Ärger über eine Oma im Schneckentempo - Ein Tiroler (52) gab sich vor einer Seniorin als Exekutivbeamter aus und wollte am Zirlerberg „Kollegen“ zur Bestrafung holen. Die Frau war eingeschüchtert, fuhr dann aber weiter und zeigte den aggressiven Mann an. Dieser wurde nun am Landesgericht Innsbruck verurteilt und muss eine Strafe zahlen.

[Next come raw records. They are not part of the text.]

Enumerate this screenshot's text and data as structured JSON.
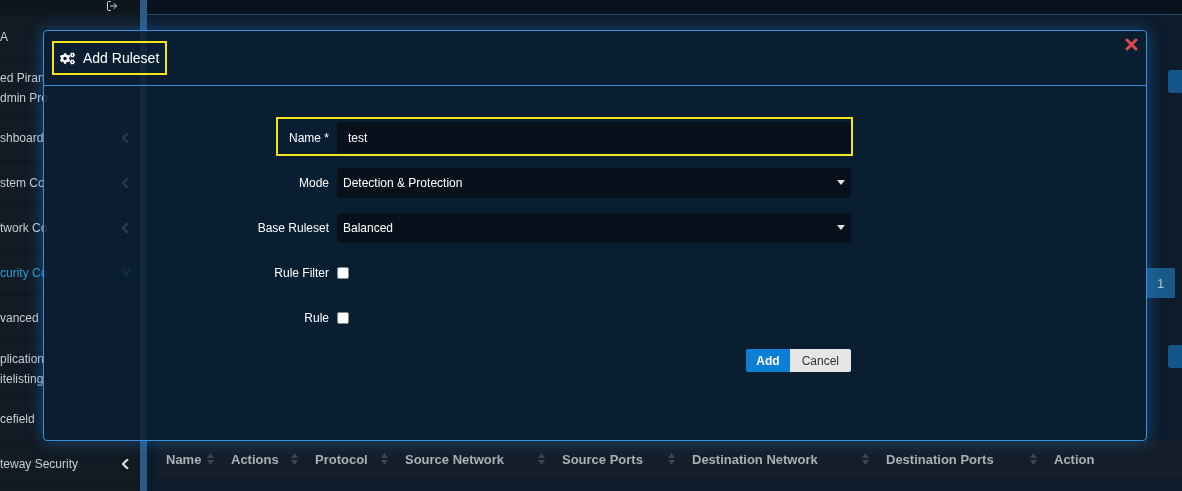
{
  "sidebar": {
    "items": [
      {
        "kind": "plain",
        "label": "A",
        "selected": false
      },
      {
        "kind": "plain",
        "label": "ed Piran\ndmin Pro",
        "selected": false
      },
      {
        "kind": "collapsed",
        "label": "shboard",
        "selected": false
      },
      {
        "kind": "collapsed",
        "label": "stem Co",
        "selected": false
      },
      {
        "kind": "collapsed",
        "label": "twork Co",
        "selected": false
      },
      {
        "kind": "expanded",
        "label": "curity Co",
        "selected": true
      },
      {
        "kind": "plain",
        "label": "vanced",
        "selected": false
      },
      {
        "kind": "plain",
        "label": "plication\nitelisting",
        "selected": false
      },
      {
        "kind": "plain",
        "label": "cefield",
        "selected": false
      },
      {
        "kind": "collapsed",
        "label": "teway Security",
        "selected": false
      }
    ]
  },
  "pagination": {
    "pages": [
      {
        "label": "1",
        "selected": true
      }
    ]
  },
  "table": {
    "columns": [
      {
        "label": "Name",
        "sortable": true
      },
      {
        "label": "Actions",
        "sortable": true
      },
      {
        "label": "Protocol",
        "sortable": true
      },
      {
        "label": "Source Network",
        "sortable": true
      },
      {
        "label": "Source Ports",
        "sortable": true
      },
      {
        "label": "Destination Network",
        "sortable": true
      },
      {
        "label": "Destination Ports",
        "sortable": true
      },
      {
        "label": "Action",
        "sortable": false
      }
    ]
  },
  "dialog": {
    "title": "Add Ruleset",
    "title_highlighted": true,
    "fields": [
      {
        "kind": "text",
        "label": "Name *",
        "value": "test",
        "highlighted": true
      },
      {
        "kind": "select",
        "label": "Mode",
        "value": "Detection & Protection",
        "highlighted": false
      },
      {
        "kind": "select",
        "label": "Base Ruleset",
        "value": "Balanced",
        "highlighted": false
      },
      {
        "kind": "checkbox",
        "label": "Rule Filter",
        "checked": false,
        "highlighted": false
      },
      {
        "kind": "checkbox",
        "label": "Rule",
        "checked": false,
        "highlighted": false
      }
    ],
    "buttons": [
      {
        "kind": "primary",
        "label": "Add"
      },
      {
        "kind": "secondary",
        "label": "Cancel"
      }
    ]
  }
}
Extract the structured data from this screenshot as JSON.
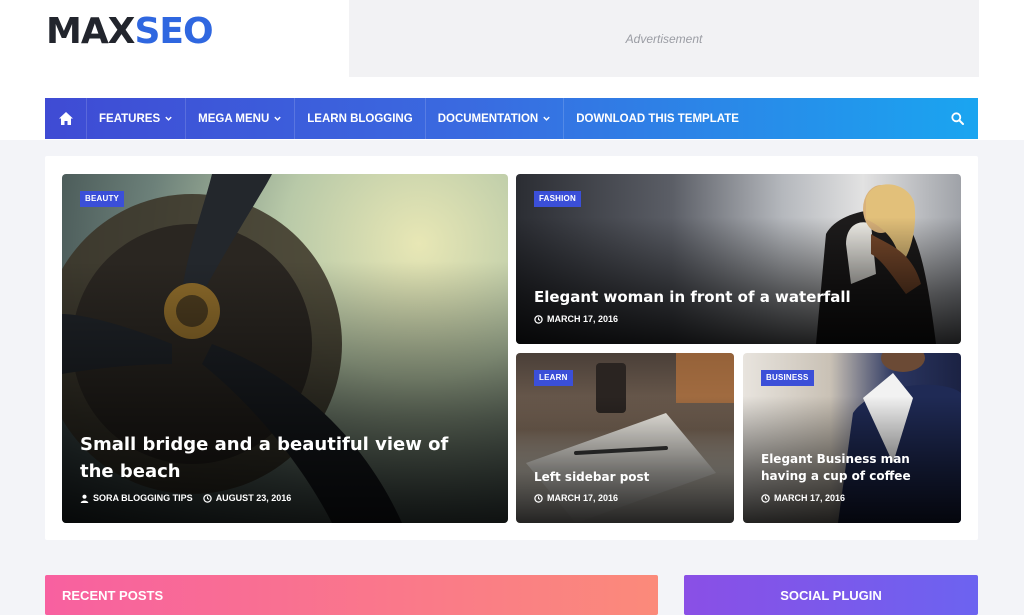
{
  "logo": {
    "part1": "MAX",
    "part2": "SEO"
  },
  "ad": {
    "label": "Advertisement"
  },
  "nav": {
    "items": [
      {
        "label": "FEATURES",
        "dropdown": true
      },
      {
        "label": "MEGA MENU",
        "dropdown": true
      },
      {
        "label": "LEARN BLOGGING",
        "dropdown": false
      },
      {
        "label": "DOCUMENTATION",
        "dropdown": true
      },
      {
        "label": "DOWNLOAD THIS TEMPLATE",
        "dropdown": false
      }
    ],
    "home_icon": "home-icon",
    "search_icon": "search-icon"
  },
  "featured": [
    {
      "tag": "BEAUTY",
      "title": "Small bridge and a beautiful view of the beach",
      "author": "SORA BLOGGING TIPS",
      "date": "AUGUST 23, 2016"
    },
    {
      "tag": "FASHION",
      "title": "Elegant woman in front of a waterfall",
      "date": "MARCH 17, 2016"
    },
    {
      "tag": "LEARN",
      "title": "Left sidebar post",
      "date": "MARCH 17, 2016"
    },
    {
      "tag": "BUSINESS",
      "title": "Elegant Business man having a cup of coffee",
      "date": "MARCH 17, 2016"
    }
  ],
  "sections": {
    "recent_posts": "RECENT POSTS",
    "social_plugin": "SOCIAL PLUGIN"
  },
  "colors": {
    "brand_dark": "#22252d",
    "brand_blue": "#2f67e0",
    "tag_bg": "#3b4fd8"
  }
}
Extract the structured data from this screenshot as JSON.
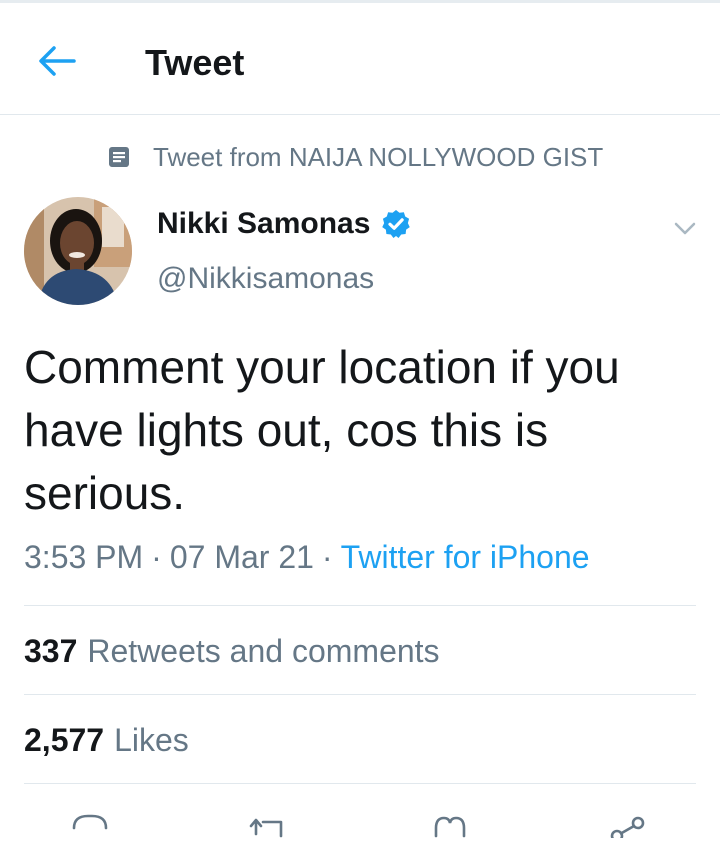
{
  "header": {
    "title": "Tweet",
    "back_icon": "arrow-left-icon"
  },
  "social_context": {
    "text": "Tweet from NAIJA NOLLYWOOD GIST",
    "icon": "document-icon"
  },
  "author": {
    "name": "Nikki Samonas",
    "handle": "@Nikkisamonas",
    "verified": true,
    "verified_icon": "verified-badge-icon"
  },
  "tweet": {
    "text": "Comment your location if you have lights out, cos this is serious.",
    "time": "3:53 PM",
    "date": "07 Mar 21",
    "separator": "·",
    "source": "Twitter for iPhone"
  },
  "stats": {
    "retweets_count": "337",
    "retweets_label": "Retweets and comments",
    "likes_count": "2,577",
    "likes_label": "Likes"
  },
  "actions": [
    "reply-icon",
    "retweet-icon",
    "like-icon",
    "share-icon"
  ],
  "colors": {
    "accent": "#1da1f2",
    "text": "#14171a",
    "secondary": "#657786",
    "divider": "#e1e8ed"
  }
}
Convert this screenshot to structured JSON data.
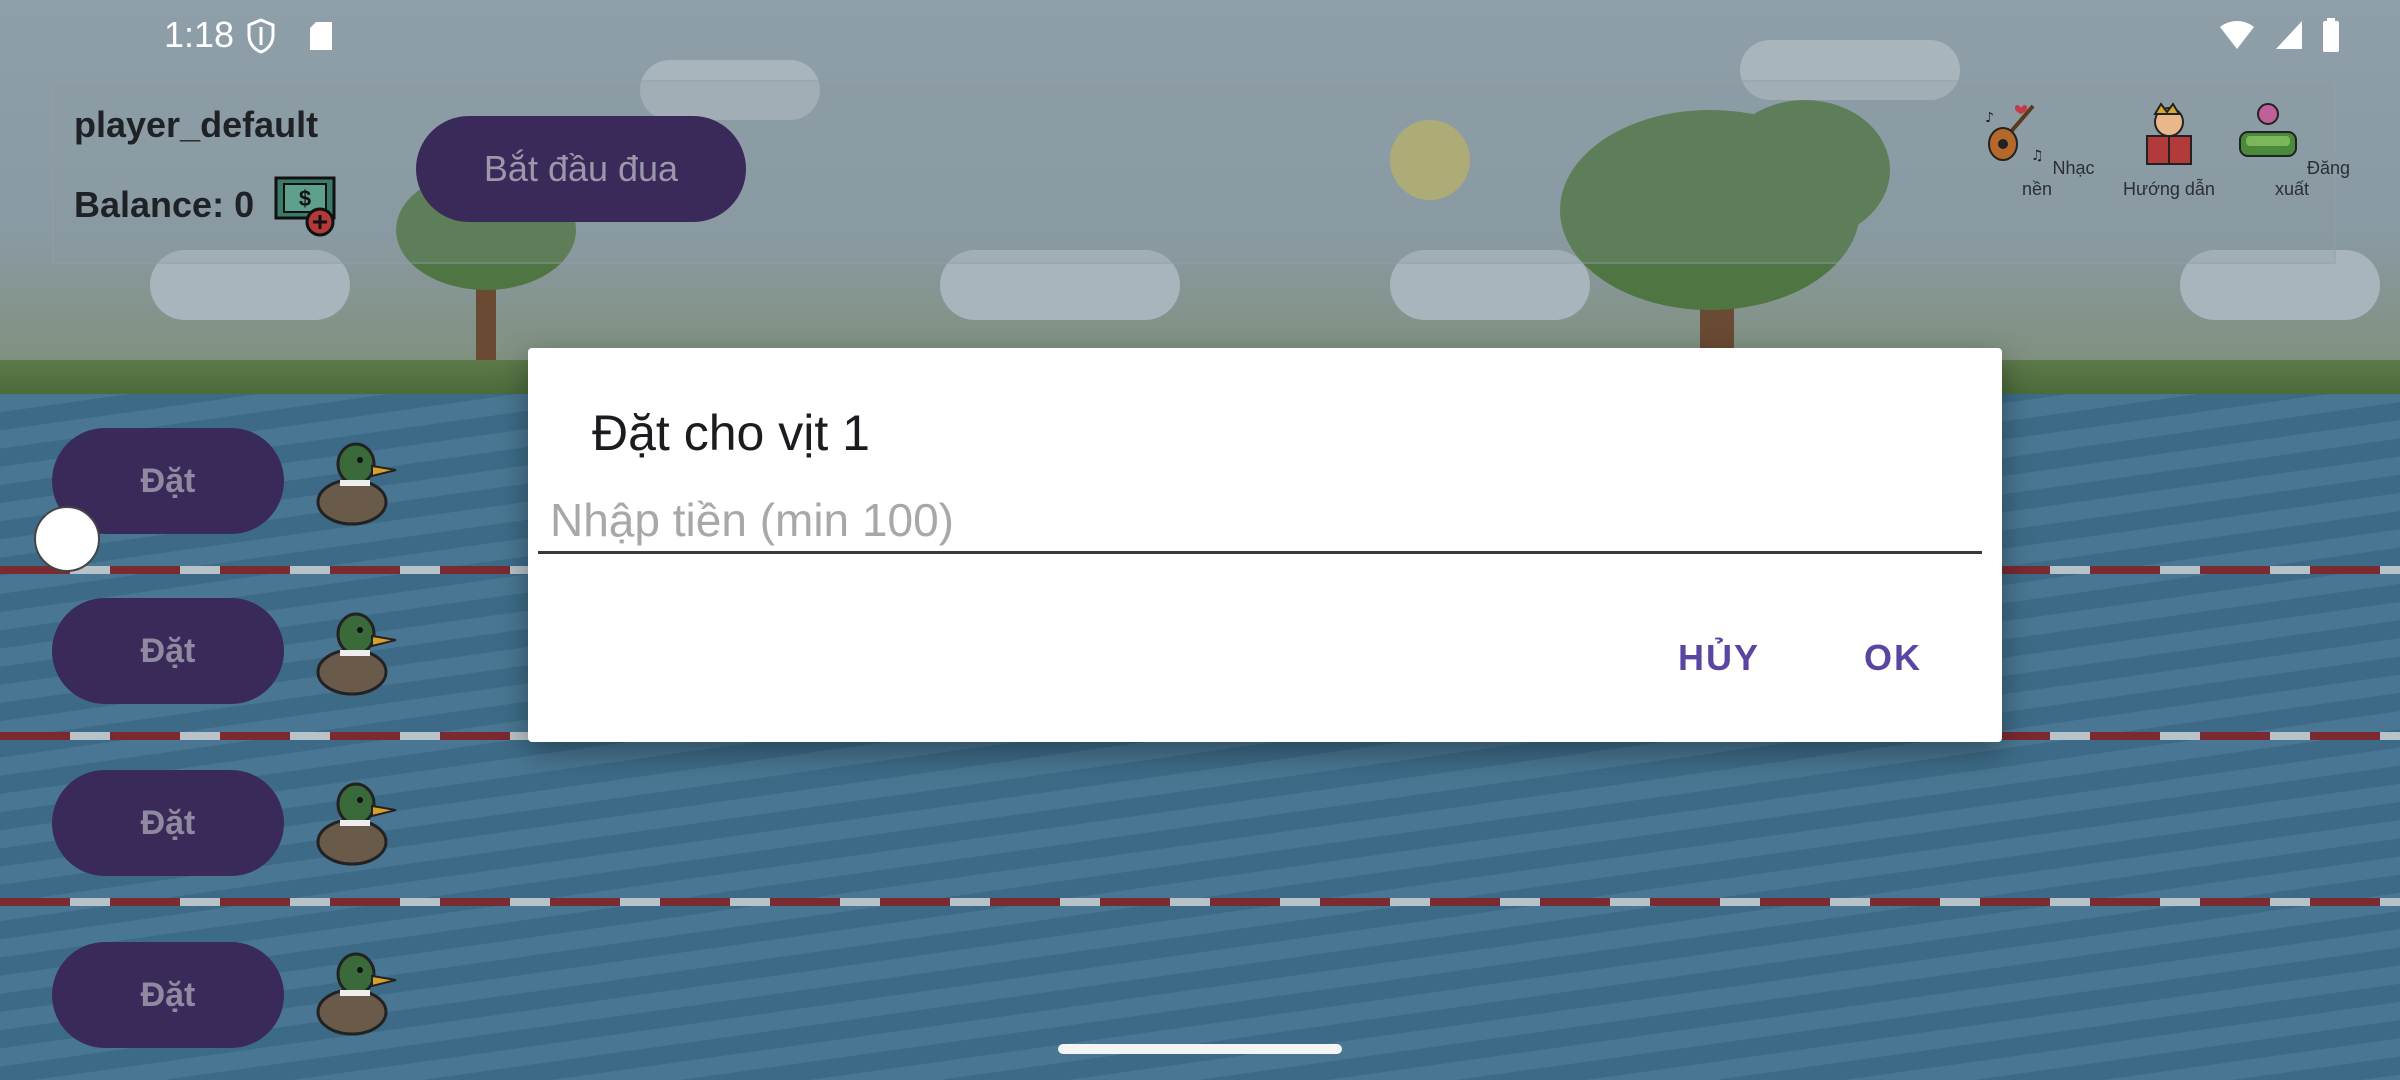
{
  "status_bar": {
    "time": "1:18",
    "icons": [
      "shield-icon",
      "sd-card-icon",
      "wifi-icon",
      "cellular-icon",
      "battery-icon"
    ]
  },
  "header": {
    "player_name": "player_default",
    "balance_label": "Balance: 0",
    "start_button": "Bắt đầu đua",
    "menu": [
      {
        "icon": "guitar-music-icon",
        "label": "Nhạc nền"
      },
      {
        "icon": "reading-guide-icon",
        "label": "Hướng dẫn"
      },
      {
        "icon": "logout-icon",
        "label": "Đăng xuất"
      }
    ]
  },
  "lanes": [
    {
      "bet_label": "Đặt"
    },
    {
      "bet_label": "Đặt"
    },
    {
      "bet_label": "Đặt"
    },
    {
      "bet_label": "Đặt"
    }
  ],
  "dialog": {
    "title": "Đặt cho vịt 1",
    "input_placeholder": "Nhập tiền (min 100)",
    "input_value": "",
    "cancel_label": "HỦY",
    "ok_label": "OK"
  },
  "colors": {
    "button_bg": "#3a2a5a",
    "dialog_accent": "#5a46a0",
    "water": "#3f6f8c"
  }
}
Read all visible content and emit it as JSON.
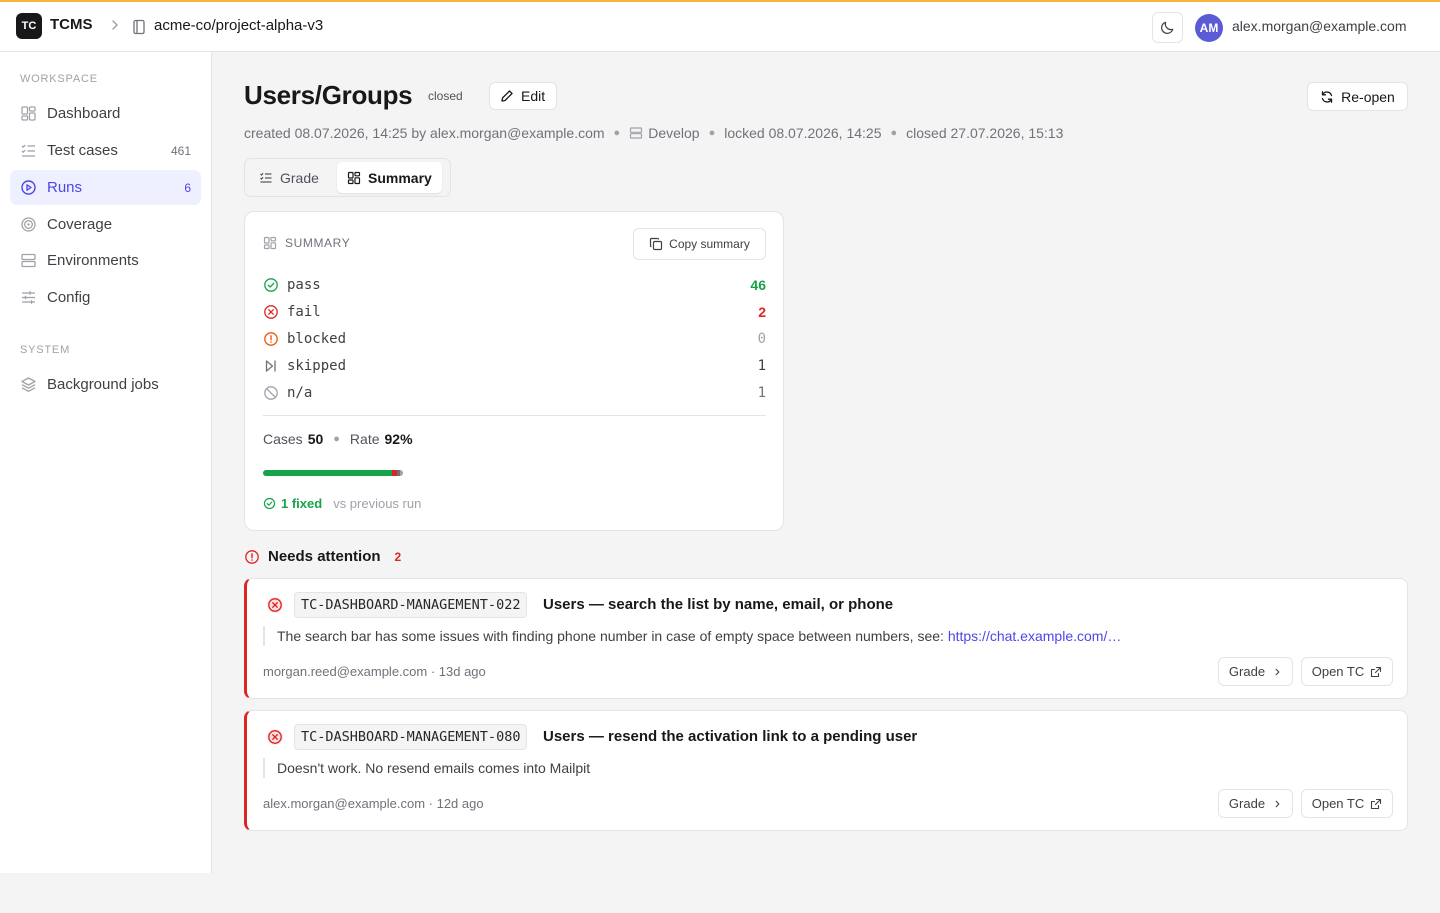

Auf der steilen Straße vom Inntal nach Seefeld hatte es der einheimische Angeklagte an einem Sommerabend eilig. Ausgerechnet da schlich eine Innsbruckerin (66) im Schneckentempo dahin und blieb dann auch noch in einer Ausweiche stehen. Um mit ihrem Enkel „Gämsen zu schauen“, wie die Frau als Zeugin aussagte.
Mein Enkel hat ganz große Augen gemacht, er hat heute noch Angst vor bärtigen Männern.
Die betroffene Oma
Auch Enkel hatte Angst
Wutentbrannt stoppte auch der Angeklagte und behauptete laut ihrer Aussage, er sei von der Polizei. Er werde nun „seine Kollegen“ holen, die eine Strafe verhängen werden. „Mein Enkel hat ganz große Augen gemacht, er hat heute noch Angst vor bärtigen Männern“, erinnerte sich die Frau an das unerfreuliche Zusammentreffen. Sie sei dann kurzerhand eingestiegen, habe zitternd die Tür verriegelt und sei weitergefahren. Später zeigte sie den Schreihals an.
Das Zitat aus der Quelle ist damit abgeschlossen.